Als Events konzipiert
Von der Planung bis zur Umsetzung eines Projektes dauerte es manchmal über dreißig Jahre, abhängig von den jeweiligen Stadtverwaltungen und vor allem der Finanzierung, die über Fundraising durch Verkäufe von Projektskizzen und Entwürfen und allerlei Merchandising organisiert wurde. Dahinter steckte zuletzt ein riesiger Apparat, der auch ausreichend Geld und freiwillige Helfer brauchte.
Zum Werk des Künstlerpaares gehören Landschaftsprojekte wie "The Floating Piers" - mit gelbem Stoff bespannte Stege auf dem italienischen Iseosee - oder "The Gates" im New Yorker Central Park, eine Installation mit über 7500 Metalltoren, von denen Stoffbahnen herabhingen. Die Tore waren jeweils fünf Meter hoch, die Gesamtstrecke 37 km lang.

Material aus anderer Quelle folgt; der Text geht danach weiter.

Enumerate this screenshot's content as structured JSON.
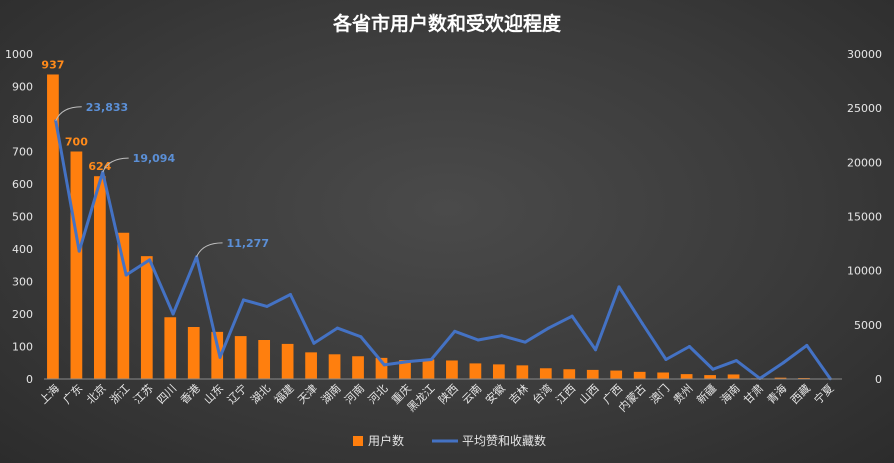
{
  "chart_data": {
    "type": "bar+line",
    "title": "各省市用户数和受欢迎程度",
    "categories": [
      "上海",
      "广东",
      "北京",
      "浙江",
      "江苏",
      "四川",
      "香港",
      "山东",
      "辽宁",
      "湖北",
      "福建",
      "天津",
      "湖南",
      "河南",
      "河北",
      "重庆",
      "黑龙江",
      "陕西",
      "云南",
      "安徽",
      "吉林",
      "台湾",
      "江西",
      "山西",
      "广西",
      "内蒙古",
      "澳门",
      "贵州",
      "新疆",
      "海南",
      "甘肃",
      "青海",
      "西藏",
      "宁夏"
    ],
    "series": [
      {
        "name": "用户数",
        "type": "bar",
        "axis": "left",
        "color": "#ff7f0e",
        "values": [
          937,
          700,
          624,
          450,
          378,
          190,
          160,
          145,
          132,
          120,
          108,
          82,
          76,
          70,
          65,
          58,
          60,
          57,
          48,
          45,
          42,
          33,
          30,
          28,
          26,
          22,
          20,
          15,
          12,
          14,
          2,
          4,
          3,
          1
        ]
      },
      {
        "name": "平均赞和收藏数",
        "type": "line",
        "axis": "right",
        "color": "#4472c4",
        "values": [
          23833,
          11800,
          19094,
          9600,
          11000,
          6000,
          11277,
          2000,
          7300,
          6700,
          7800,
          3300,
          4700,
          3900,
          1300,
          1600,
          1800,
          4400,
          3600,
          4000,
          3400,
          4700,
          5800,
          2700,
          8500,
          5100,
          1800,
          3000,
          900,
          1700,
          50,
          1500,
          3100,
          20
        ]
      }
    ],
    "annotations": [
      {
        "series": "用户数",
        "category": "上海",
        "text": "937"
      },
      {
        "series": "用户数",
        "category": "广东",
        "text": "700"
      },
      {
        "series": "用户数",
        "category": "北京",
        "text": "624"
      },
      {
        "series": "平均赞和收藏数",
        "category": "上海",
        "text": "23,833"
      },
      {
        "series": "平均赞和收藏数",
        "category": "北京",
        "text": "19,094"
      },
      {
        "series": "平均赞和收藏数",
        "category": "香港",
        "text": "11,277"
      }
    ],
    "left_axis": {
      "min": 0,
      "max": 1000,
      "ticks": [
        "0",
        "100",
        "200",
        "300",
        "400",
        "500",
        "600",
        "700",
        "800",
        "900",
        "1000"
      ]
    },
    "right_axis": {
      "min": 0,
      "max": 30000,
      "ticks": [
        "0",
        "5000",
        "10000",
        "15000",
        "20000",
        "25000",
        "30000"
      ]
    },
    "grid": false,
    "legend": "bottom-center"
  }
}
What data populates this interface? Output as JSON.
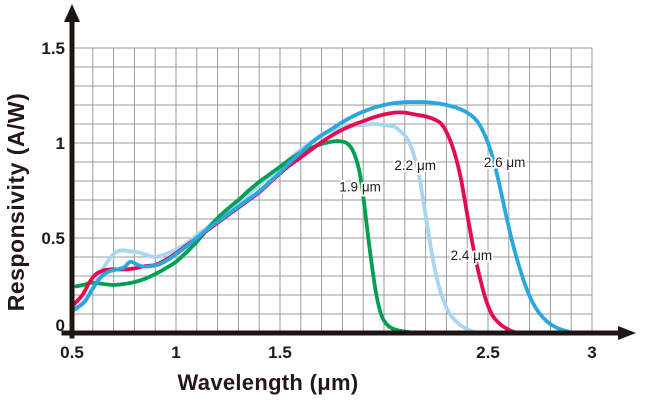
{
  "figure": {
    "background": "#ffffff",
    "text_color": "#231815",
    "grid_color": "#9b9b9b",
    "axis_color": "#1d1613"
  },
  "chart_data": {
    "type": "line",
    "title": "",
    "xlabel": "Wavelength (μm)",
    "ylabel": "Responsivity (A/W)",
    "xlim": [
      0.5,
      3.0
    ],
    "ylim": [
      0,
      1.5
    ],
    "grid": {
      "on": true,
      "step_x": 0.1,
      "step_y": 0.1
    },
    "legend_position": "none",
    "x_ticks": [
      {
        "value": 0.5,
        "label": "0.5"
      },
      {
        "value": 1.0,
        "label": "1"
      },
      {
        "value": 1.5,
        "label": "1.5"
      },
      {
        "value": 2.5,
        "label": "2.5"
      },
      {
        "value": 3.0,
        "label": "3"
      }
    ],
    "y_ticks": [
      {
        "value": 0,
        "label": "0",
        "dy": -8
      },
      {
        "value": 0.5,
        "label": "0.5"
      },
      {
        "value": 1.0,
        "label": "1"
      },
      {
        "value": 1.5,
        "label": "1.5"
      }
    ],
    "series": [
      {
        "name": "2.2 μm cutoff",
        "color": "#aad5f0",
        "points": [
          [
            0.505,
            0.115
          ],
          [
            0.56,
            0.16
          ],
          [
            0.6,
            0.235
          ],
          [
            0.64,
            0.32
          ],
          [
            0.68,
            0.39
          ],
          [
            0.71,
            0.425
          ],
          [
            0.74,
            0.435
          ],
          [
            0.78,
            0.43
          ],
          [
            0.82,
            0.425
          ],
          [
            0.86,
            0.41
          ],
          [
            0.9,
            0.4
          ],
          [
            0.95,
            0.415
          ],
          [
            1.0,
            0.44
          ],
          [
            1.05,
            0.47
          ],
          [
            1.1,
            0.515
          ],
          [
            1.15,
            0.555
          ],
          [
            1.2,
            0.6
          ],
          [
            1.25,
            0.645
          ],
          [
            1.3,
            0.685
          ],
          [
            1.35,
            0.73
          ],
          [
            1.4,
            0.78
          ],
          [
            1.45,
            0.825
          ],
          [
            1.5,
            0.87
          ],
          [
            1.55,
            0.92
          ],
          [
            1.6,
            0.965
          ],
          [
            1.65,
            1.005
          ],
          [
            1.7,
            1.045
          ],
          [
            1.75,
            1.065
          ],
          [
            1.8,
            1.08
          ],
          [
            1.85,
            1.09
          ],
          [
            1.9,
            1.095
          ],
          [
            1.95,
            1.1
          ],
          [
            2.0,
            1.095
          ],
          [
            2.05,
            1.085
          ],
          [
            2.08,
            1.06
          ],
          [
            2.11,
            1.025
          ],
          [
            2.14,
            0.95
          ],
          [
            2.17,
            0.82
          ],
          [
            2.2,
            0.62
          ],
          [
            2.23,
            0.42
          ],
          [
            2.26,
            0.26
          ],
          [
            2.29,
            0.16
          ],
          [
            2.32,
            0.095
          ],
          [
            2.36,
            0.048
          ],
          [
            2.4,
            0.02
          ],
          [
            2.43,
            0.007
          ],
          [
            2.46,
            0.0
          ]
        ]
      },
      {
        "name": "1.9 μm cutoff",
        "color": "#00a050",
        "points": [
          [
            0.52,
            0.245
          ],
          [
            0.56,
            0.255
          ],
          [
            0.6,
            0.265
          ],
          [
            0.65,
            0.258
          ],
          [
            0.7,
            0.253
          ],
          [
            0.75,
            0.258
          ],
          [
            0.8,
            0.268
          ],
          [
            0.85,
            0.285
          ],
          [
            0.9,
            0.31
          ],
          [
            0.95,
            0.34
          ],
          [
            1.0,
            0.375
          ],
          [
            1.05,
            0.425
          ],
          [
            1.1,
            0.48
          ],
          [
            1.15,
            0.545
          ],
          [
            1.2,
            0.605
          ],
          [
            1.25,
            0.655
          ],
          [
            1.3,
            0.7
          ],
          [
            1.35,
            0.75
          ],
          [
            1.4,
            0.795
          ],
          [
            1.45,
            0.835
          ],
          [
            1.5,
            0.875
          ],
          [
            1.55,
            0.915
          ],
          [
            1.6,
            0.95
          ],
          [
            1.65,
            0.975
          ],
          [
            1.7,
            0.995
          ],
          [
            1.74,
            1.005
          ],
          [
            1.78,
            1.01
          ],
          [
            1.82,
            1.0
          ],
          [
            1.85,
            0.96
          ],
          [
            1.88,
            0.86
          ],
          [
            1.9,
            0.72
          ],
          [
            1.92,
            0.54
          ],
          [
            1.94,
            0.37
          ],
          [
            1.96,
            0.22
          ],
          [
            1.98,
            0.12
          ],
          [
            2.0,
            0.065
          ],
          [
            2.03,
            0.03
          ],
          [
            2.07,
            0.013
          ],
          [
            2.11,
            0.006
          ],
          [
            2.15,
            0.0
          ]
        ]
      },
      {
        "name": "2.4 μm cutoff",
        "color": "#e60a50",
        "points": [
          [
            0.505,
            0.145
          ],
          [
            0.55,
            0.2
          ],
          [
            0.58,
            0.26
          ],
          [
            0.61,
            0.305
          ],
          [
            0.64,
            0.325
          ],
          [
            0.68,
            0.335
          ],
          [
            0.72,
            0.335
          ],
          [
            0.76,
            0.335
          ],
          [
            0.8,
            0.34
          ],
          [
            0.85,
            0.352
          ],
          [
            0.9,
            0.358
          ],
          [
            0.95,
            0.385
          ],
          [
            1.0,
            0.42
          ],
          [
            1.05,
            0.46
          ],
          [
            1.1,
            0.5
          ],
          [
            1.15,
            0.54
          ],
          [
            1.2,
            0.58
          ],
          [
            1.25,
            0.62
          ],
          [
            1.3,
            0.66
          ],
          [
            1.35,
            0.7
          ],
          [
            1.4,
            0.74
          ],
          [
            1.45,
            0.79
          ],
          [
            1.5,
            0.84
          ],
          [
            1.55,
            0.885
          ],
          [
            1.6,
            0.925
          ],
          [
            1.65,
            0.965
          ],
          [
            1.7,
            1.005
          ],
          [
            1.75,
            1.04
          ],
          [
            1.8,
            1.07
          ],
          [
            1.85,
            1.095
          ],
          [
            1.9,
            1.115
          ],
          [
            1.95,
            1.135
          ],
          [
            2.0,
            1.15
          ],
          [
            2.05,
            1.16
          ],
          [
            2.1,
            1.16
          ],
          [
            2.15,
            1.15
          ],
          [
            2.2,
            1.14
          ],
          [
            2.25,
            1.12
          ],
          [
            2.28,
            1.095
          ],
          [
            2.31,
            1.035
          ],
          [
            2.34,
            0.945
          ],
          [
            2.37,
            0.81
          ],
          [
            2.4,
            0.625
          ],
          [
            2.43,
            0.445
          ],
          [
            2.46,
            0.295
          ],
          [
            2.49,
            0.175
          ],
          [
            2.52,
            0.095
          ],
          [
            2.56,
            0.045
          ],
          [
            2.6,
            0.017
          ],
          [
            2.64,
            0.0
          ]
        ]
      },
      {
        "name": "2.6 μm cutoff",
        "color": "#29a7e1",
        "points": [
          [
            0.505,
            0.12
          ],
          [
            0.56,
            0.165
          ],
          [
            0.6,
            0.235
          ],
          [
            0.64,
            0.295
          ],
          [
            0.68,
            0.325
          ],
          [
            0.72,
            0.335
          ],
          [
            0.75,
            0.345
          ],
          [
            0.78,
            0.375
          ],
          [
            0.81,
            0.362
          ],
          [
            0.84,
            0.35
          ],
          [
            0.88,
            0.352
          ],
          [
            0.92,
            0.362
          ],
          [
            0.96,
            0.385
          ],
          [
            1.0,
            0.415
          ],
          [
            1.05,
            0.455
          ],
          [
            1.1,
            0.5
          ],
          [
            1.15,
            0.545
          ],
          [
            1.2,
            0.585
          ],
          [
            1.25,
            0.625
          ],
          [
            1.3,
            0.665
          ],
          [
            1.35,
            0.705
          ],
          [
            1.4,
            0.745
          ],
          [
            1.45,
            0.795
          ],
          [
            1.5,
            0.845
          ],
          [
            1.55,
            0.9
          ],
          [
            1.6,
            0.95
          ],
          [
            1.65,
            1.0
          ],
          [
            1.7,
            1.04
          ],
          [
            1.75,
            1.075
          ],
          [
            1.8,
            1.11
          ],
          [
            1.85,
            1.14
          ],
          [
            1.9,
            1.165
          ],
          [
            1.95,
            1.185
          ],
          [
            2.0,
            1.2
          ],
          [
            2.05,
            1.21
          ],
          [
            2.1,
            1.215
          ],
          [
            2.15,
            1.215
          ],
          [
            2.2,
            1.215
          ],
          [
            2.25,
            1.21
          ],
          [
            2.3,
            1.2
          ],
          [
            2.35,
            1.185
          ],
          [
            2.4,
            1.16
          ],
          [
            2.44,
            1.125
          ],
          [
            2.47,
            1.075
          ],
          [
            2.5,
            1.0
          ],
          [
            2.53,
            0.895
          ],
          [
            2.56,
            0.755
          ],
          [
            2.59,
            0.605
          ],
          [
            2.62,
            0.465
          ],
          [
            2.65,
            0.35
          ],
          [
            2.68,
            0.25
          ],
          [
            2.71,
            0.17
          ],
          [
            2.75,
            0.1
          ],
          [
            2.79,
            0.055
          ],
          [
            2.83,
            0.028
          ],
          [
            2.87,
            0.012
          ],
          [
            2.91,
            0.0
          ]
        ]
      }
    ],
    "annotations": [
      {
        "text": "1.9 μm",
        "x": 1.885,
        "y": 0.77
      },
      {
        "text": "2.2 μm",
        "x": 2.15,
        "y": 0.885
      },
      {
        "text": "2.4 μm",
        "x": 2.42,
        "y": 0.41
      },
      {
        "text": "2.6 μm",
        "x": 2.58,
        "y": 0.9
      }
    ]
  }
}
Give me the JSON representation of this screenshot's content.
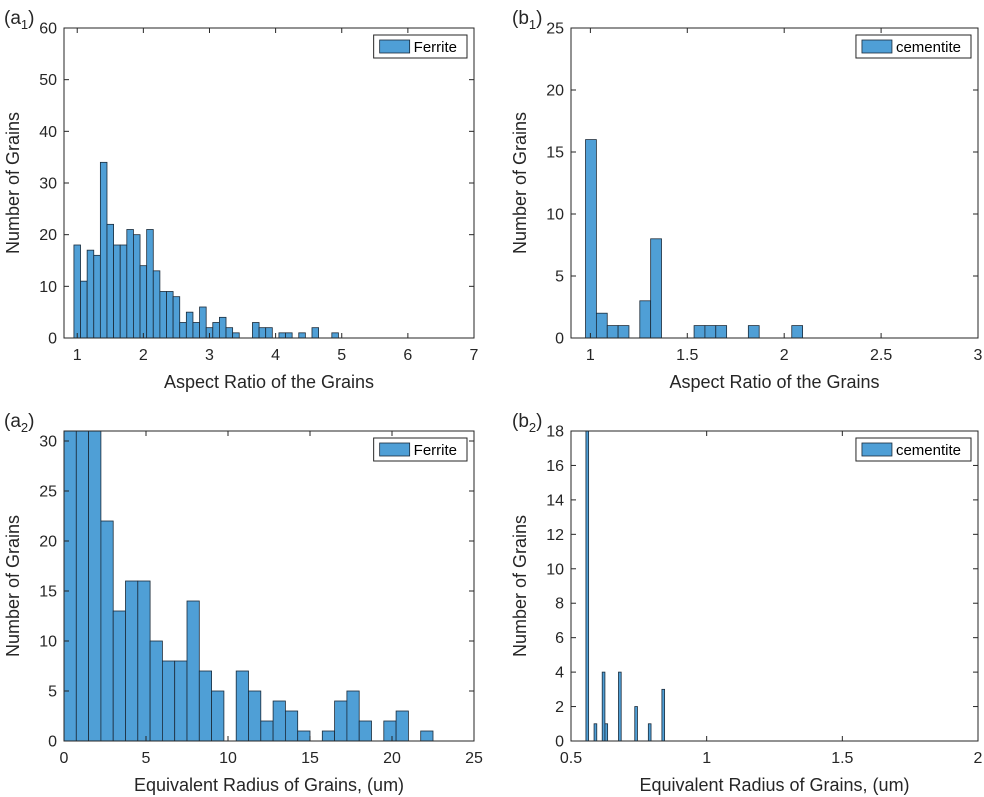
{
  "colors": {
    "bar_fill": "#4f9fd6",
    "bar_edge": "#1b2b3a",
    "axis": "#262626",
    "background": "#ffffff"
  },
  "chart_data": [
    {
      "panel": "(a1)",
      "panel_label": "(a",
      "panel_sub": "1",
      "type": "bar",
      "title": "",
      "xlabel": "Aspect Ratio of the Grains",
      "ylabel": "Number of Grains",
      "xlim": [
        0.8,
        7
      ],
      "ylim": [
        0,
        60
      ],
      "xticks": [
        1,
        2,
        3,
        4,
        5,
        6,
        7
      ],
      "yticks": [
        0,
        10,
        20,
        30,
        40,
        50,
        60
      ],
      "bin_width": 0.1,
      "legend": "Ferrite",
      "legend_position": "top-right",
      "grid": false,
      "bin_starts": [
        0.95,
        1.05,
        1.15,
        1.25,
        1.35,
        1.45,
        1.55,
        1.65,
        1.75,
        1.85,
        1.95,
        2.05,
        2.15,
        2.25,
        2.35,
        2.45,
        2.55,
        2.65,
        2.75,
        2.85,
        2.95,
        3.05,
        3.15,
        3.25,
        3.35,
        3.65,
        3.75,
        3.85,
        4.05,
        4.15,
        4.35,
        4.55,
        4.85
      ],
      "values": [
        18,
        11,
        17,
        16,
        34,
        22,
        18,
        18,
        21,
        20,
        14,
        21,
        13,
        9,
        9,
        8,
        3,
        5,
        3,
        6,
        2,
        3,
        4,
        2,
        1,
        3,
        2,
        2,
        1,
        1,
        1,
        2,
        1
      ]
    },
    {
      "panel": "(b1)",
      "panel_label": "(b",
      "panel_sub": "1",
      "type": "bar",
      "title": "",
      "xlabel": "Aspect Ratio of the Grains",
      "ylabel": "Number of Grains",
      "xlim": [
        0.9,
        3
      ],
      "ylim": [
        0,
        25
      ],
      "xticks": [
        1,
        1.5,
        2,
        2.5,
        3
      ],
      "yticks": [
        0,
        5,
        10,
        15,
        20,
        25
      ],
      "bin_width": 0.056,
      "legend": "cementite",
      "legend_position": "top-right",
      "grid": false,
      "bin_starts": [
        0.975,
        1.031,
        1.087,
        1.143,
        1.199,
        1.255,
        1.311,
        1.367,
        1.423,
        1.479,
        1.535,
        1.591,
        1.647,
        1.703,
        1.759,
        1.815,
        1.871,
        1.927,
        1.983,
        2.039
      ],
      "values": [
        16,
        2,
        1,
        1,
        0,
        3,
        8,
        0,
        0,
        0,
        1,
        1,
        1,
        0,
        0,
        1,
        0,
        0,
        0,
        1
      ]
    },
    {
      "panel": "(a2)",
      "panel_label": "(a",
      "panel_sub": "2",
      "type": "bar",
      "title": "",
      "xlabel": "Equivalent Radius of Grains, (um)",
      "ylabel": "Number of Grains",
      "xlim": [
        0,
        25
      ],
      "ylim": [
        0,
        31
      ],
      "xticks": [
        0,
        5,
        10,
        15,
        20,
        25
      ],
      "yticks": [
        0,
        5,
        10,
        15,
        20,
        25,
        30
      ],
      "bin_width": 0.75,
      "legend": "Ferrite",
      "legend_position": "top-right",
      "grid": false,
      "bin_starts": [
        0,
        0.75,
        1.5,
        2.25,
        3,
        3.75,
        4.5,
        5.25,
        6,
        6.75,
        7.5,
        8.25,
        9,
        9.75,
        10.5,
        11.25,
        12,
        12.75,
        13.5,
        14.25,
        15,
        15.75,
        16.5,
        17.25,
        18,
        18.75,
        19.5,
        20.25,
        21,
        21.75
      ],
      "values": [
        31,
        31,
        31,
        22,
        13,
        16,
        16,
        10,
        8,
        8,
        14,
        7,
        5,
        0,
        7,
        5,
        2,
        4,
        3,
        1,
        0,
        1,
        4,
        5,
        2,
        0,
        2,
        3,
        0,
        1
      ]
    },
    {
      "panel": "(b2)",
      "panel_label": "(b",
      "panel_sub": "2",
      "type": "bar",
      "title": "",
      "xlabel": "Equivalent Radius of Grains, (um)",
      "ylabel": "Number of Grains",
      "xlim": [
        0.5,
        2
      ],
      "ylim": [
        0,
        18
      ],
      "xticks": [
        0.5,
        1,
        1.5,
        2
      ],
      "yticks": [
        0,
        2,
        4,
        6,
        8,
        10,
        12,
        14,
        16,
        18
      ],
      "bin_width": 0.01,
      "legend": "cementite",
      "legend_position": "top-right",
      "grid": false,
      "bin_starts": [
        0.555,
        0.585,
        0.615,
        0.625,
        0.675,
        0.735,
        0.785,
        0.835
      ],
      "values": [
        18,
        1,
        4,
        1,
        4,
        2,
        1,
        3
      ]
    }
  ]
}
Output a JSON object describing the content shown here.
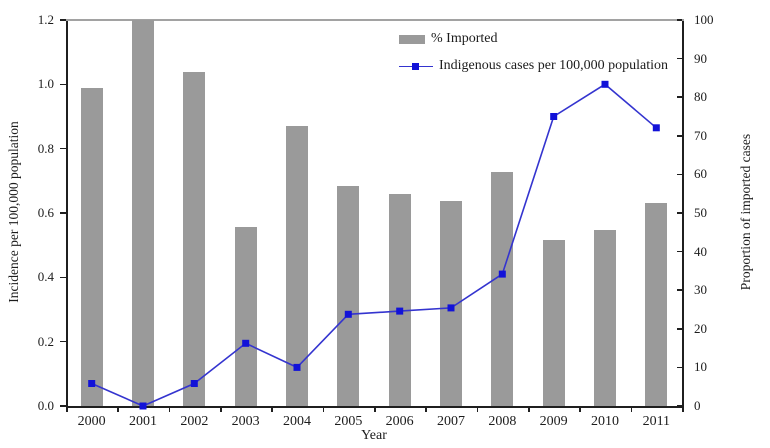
{
  "chart_data": {
    "type": "bar",
    "subtype": "combo-bar-line-dual-axis",
    "categories": [
      "2000",
      "2001",
      "2002",
      "2003",
      "2004",
      "2005",
      "2006",
      "2007",
      "2008",
      "2009",
      "2010",
      "2011"
    ],
    "series": [
      {
        "name": "% Imported",
        "type": "bar",
        "axis": "right",
        "color": "#9a9a9a",
        "values": [
          82.5,
          100,
          86.5,
          46.5,
          72.5,
          57,
          55,
          53,
          60.5,
          43,
          45.5,
          52.5
        ]
      },
      {
        "name": "Indigenous cases per 100,000 population",
        "type": "line",
        "axis": "left",
        "color": "#3434cf",
        "marker_color": "#1212d8",
        "marker": "square",
        "values": [
          0.07,
          0.0,
          0.07,
          0.195,
          0.12,
          0.285,
          0.295,
          0.305,
          0.41,
          0.9,
          1.0,
          0.865
        ]
      }
    ],
    "title": "",
    "xlabel": "Year",
    "left_axis": {
      "label": "Incidence per 100,000 population",
      "min": 0,
      "max": 1.2,
      "ticks": [
        "0.0",
        "0.2",
        "0.4",
        "0.6",
        "0.8",
        "1.0",
        "1.2"
      ]
    },
    "right_axis": {
      "label": "Proportion of imported cases",
      "min": 0,
      "max": 100,
      "ticks": [
        "0",
        "10",
        "20",
        "30",
        "40",
        "50",
        "60",
        "70",
        "80",
        "90",
        "100"
      ]
    },
    "legend": {
      "position": "top-center"
    },
    "grid": "off",
    "frame_top_line_color": "#a2a2a2"
  }
}
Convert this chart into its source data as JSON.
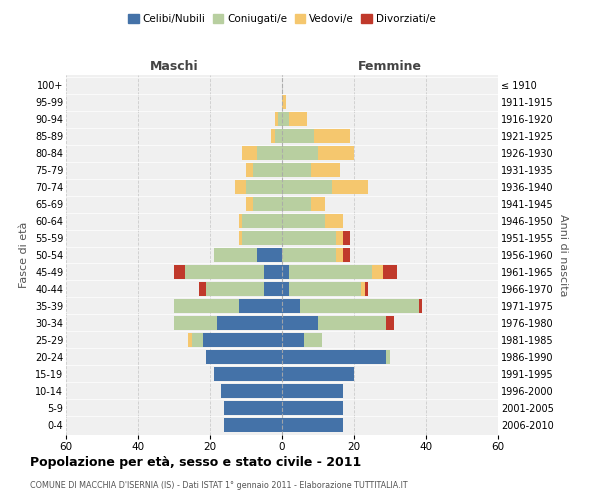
{
  "age_groups": [
    "0-4",
    "5-9",
    "10-14",
    "15-19",
    "20-24",
    "25-29",
    "30-34",
    "35-39",
    "40-44",
    "45-49",
    "50-54",
    "55-59",
    "60-64",
    "65-69",
    "70-74",
    "75-79",
    "80-84",
    "85-89",
    "90-94",
    "95-99",
    "100+"
  ],
  "birth_years": [
    "2006-2010",
    "2001-2005",
    "1996-2000",
    "1991-1995",
    "1986-1990",
    "1981-1985",
    "1976-1980",
    "1971-1975",
    "1966-1970",
    "1961-1965",
    "1956-1960",
    "1951-1955",
    "1946-1950",
    "1941-1945",
    "1936-1940",
    "1931-1935",
    "1926-1930",
    "1921-1925",
    "1916-1920",
    "1911-1915",
    "≤ 1910"
  ],
  "maschi": {
    "celibi": [
      16,
      16,
      17,
      19,
      21,
      22,
      18,
      12,
      5,
      5,
      7,
      0,
      0,
      0,
      0,
      0,
      0,
      0,
      0,
      0,
      0
    ],
    "coniugati": [
      0,
      0,
      0,
      0,
      0,
      3,
      12,
      18,
      16,
      22,
      12,
      11,
      11,
      8,
      10,
      8,
      7,
      2,
      1,
      0,
      0
    ],
    "vedovi": [
      0,
      0,
      0,
      0,
      0,
      1,
      0,
      0,
      0,
      0,
      0,
      1,
      1,
      2,
      3,
      2,
      4,
      1,
      1,
      0,
      0
    ],
    "divorziati": [
      0,
      0,
      0,
      0,
      0,
      0,
      0,
      0,
      2,
      3,
      0,
      0,
      0,
      0,
      0,
      0,
      0,
      0,
      0,
      0,
      0
    ]
  },
  "femmine": {
    "nubili": [
      17,
      17,
      17,
      20,
      29,
      6,
      10,
      5,
      2,
      2,
      0,
      0,
      0,
      0,
      0,
      0,
      0,
      0,
      0,
      0,
      0
    ],
    "coniugate": [
      0,
      0,
      0,
      0,
      1,
      5,
      19,
      33,
      20,
      23,
      15,
      15,
      12,
      8,
      14,
      8,
      10,
      9,
      2,
      0,
      0
    ],
    "vedove": [
      0,
      0,
      0,
      0,
      0,
      0,
      0,
      0,
      1,
      3,
      2,
      2,
      5,
      4,
      10,
      8,
      10,
      10,
      5,
      1,
      0
    ],
    "divorziate": [
      0,
      0,
      0,
      0,
      0,
      0,
      2,
      1,
      1,
      4,
      2,
      2,
      0,
      0,
      0,
      0,
      0,
      0,
      0,
      0,
      0
    ]
  },
  "colors": {
    "celibi": "#4472a8",
    "coniugati": "#b8cfa0",
    "vedovi": "#f5c76e",
    "divorziati": "#c0392b"
  },
  "xlim": 60,
  "title": "Popolazione per età, sesso e stato civile - 2011",
  "subtitle": "COMUNE DI MACCHIA D'ISERNIA (IS) - Dati ISTAT 1° gennaio 2011 - Elaborazione TUTTITALIA.IT",
  "ylabel_left": "Fasce di età",
  "ylabel_right": "Anni di nascita",
  "xlabel_maschi": "Maschi",
  "xlabel_femmine": "Femmine",
  "bg_color": "#f0f0f0",
  "grid_color": "#cccccc"
}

Im Londoner Hyde Park stapelte Christo bunte Ölfässer zur "The London Mastaba" auf. In Deutschland nahmen er und Jeanne-Claude wiederholt an der Documenta in Kassel teil und schufen zwei Projekte für den Gasometer in Oberhausen: "The Wall" (1999) und "Big Air Package" (2013).
Der Arc de Triomphe soll noch verhüllt werden
Die deutsche Politik würdigte Christos Lebenswerk. Er habe "die Menschen weltweit gelehrt, neu und schärfer zu sehen", schrieb Kulturstaatsministerin Monika Grütters auf Twitter. "Die Tage des verhüllten Reichstages sind mit ihrem Charakter eines friedlichen Volksfestes Teil unseres kollektiven gesellschaftlichen Gedächtnisses geworden."
Mit dem verhüllten Reichstag habe Christo den Deutschen ein Kunstwerk geschenkt, das unvergessen bleiben werde, sagte Bundespräsident Steinmeier. Es habe sich als Symbol für ein weltoffenes Deutschland in die Herzen eingebrannt. Außenminister Heiko Maas erklärte, Christo und Jeanne-Claude hätten mit ihrer Kunst die Welt bereichert.
In einem Tweet aus Christos Büro heißt es, es habe immer festgestanden, dass die Kunst von ihm und Jeanne-Claude auch nach dem Tod der beiden fortgesetzt werden soll. Die Verhüllung des Arc de Triomphe werde deshalb wie geplant weiter vorangetrieben.